West Winch access road plans set to be submitted after Norfolk County Council’s cabinet agree to finalise application
Plans for a major new road in West Norfolk which is expected to bring “relief” to the A10 have moved another step forward.
Norfolk County Council’s cabinet agreed to give officers the authority to finalise and submit the planning application for the West Winch Housing Access Road at its meeting on Monday.
It is hoped that the £84m scheme will help alleviate traffic on one of the county’s most congested roads, while also allowing a bid to build 4,000 new homes in the village to go ahead.
The county council is expected to submit the application by the end of the year.
Cllr Graham Plant, cabinet member for highways, infrastructure and transport at Norfolk County Council, told the meeting that the access road is a “significant and important” project for West Norfolk, which would “improve the quality of life by reducing the volume of traffic travelling through” West Winch.
He said the cabinet’s approval for the plans to be submitted would help to “push the project forward” – which he said was an “essential” part of the West Winch growth area.
This area will see up to 4,000 new homes built over the next 20 years.
The proposed route for the access road connects the A10 to the A47 along a new 1.5-mile road, which would join the A47 via a new roundabout and the A47 would be dualled between Hardwick and the new road.
The county council recently submitted its latest business case to the Government, which would see a significant proportion of the £84.47m project costs met by the Department for Transport.
The authority says that the project has been assessed as “high value for money”, according to the Department for Transport’s criteria.
Developers will contribute £14.6m towards the cost of the road which is set out in the Infrastructure Delivery Plan.
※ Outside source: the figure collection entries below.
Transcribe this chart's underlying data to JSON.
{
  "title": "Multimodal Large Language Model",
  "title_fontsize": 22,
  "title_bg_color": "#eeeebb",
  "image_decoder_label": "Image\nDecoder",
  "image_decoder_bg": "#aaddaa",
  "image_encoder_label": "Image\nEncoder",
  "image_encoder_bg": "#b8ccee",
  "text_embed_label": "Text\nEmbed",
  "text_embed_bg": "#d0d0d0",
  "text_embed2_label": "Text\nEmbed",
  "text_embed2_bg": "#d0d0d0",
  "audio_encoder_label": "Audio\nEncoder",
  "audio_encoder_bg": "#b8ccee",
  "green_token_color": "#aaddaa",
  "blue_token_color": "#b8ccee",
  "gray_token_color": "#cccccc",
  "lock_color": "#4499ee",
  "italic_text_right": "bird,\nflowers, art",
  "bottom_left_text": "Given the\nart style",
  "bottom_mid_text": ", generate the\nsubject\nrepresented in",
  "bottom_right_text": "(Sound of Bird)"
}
Cllr Andrew Jamieson, deputy leader of Norfolk County Council, told the meeting that he was “extremely pleased” to see the plan come to fruition.
“It has been a long time in the making,” he said.
“From a financial perspective, I’m particularly pleased to confirm there are no implications for Norfolk County Council.
“We are not having to contribute funding to this. That’s largely due to the work that officers have done with Homes England. I would like to put on record my thanks to them for the work which was key so this can be forward-funded.”
And Cllr Kay Mason Billig, leader of the council, said: “This scheme will help West Norfolk Council reach their housing targets for much-needed new homes in that area, and bringing relief to the A10.”
She said it was positive that the access road would be built before most of the houses were started.
The current project timeline would see construction of the road begin in 2025, taking around two years to complete – subject to planning permission and funding approval from the Department for Transport.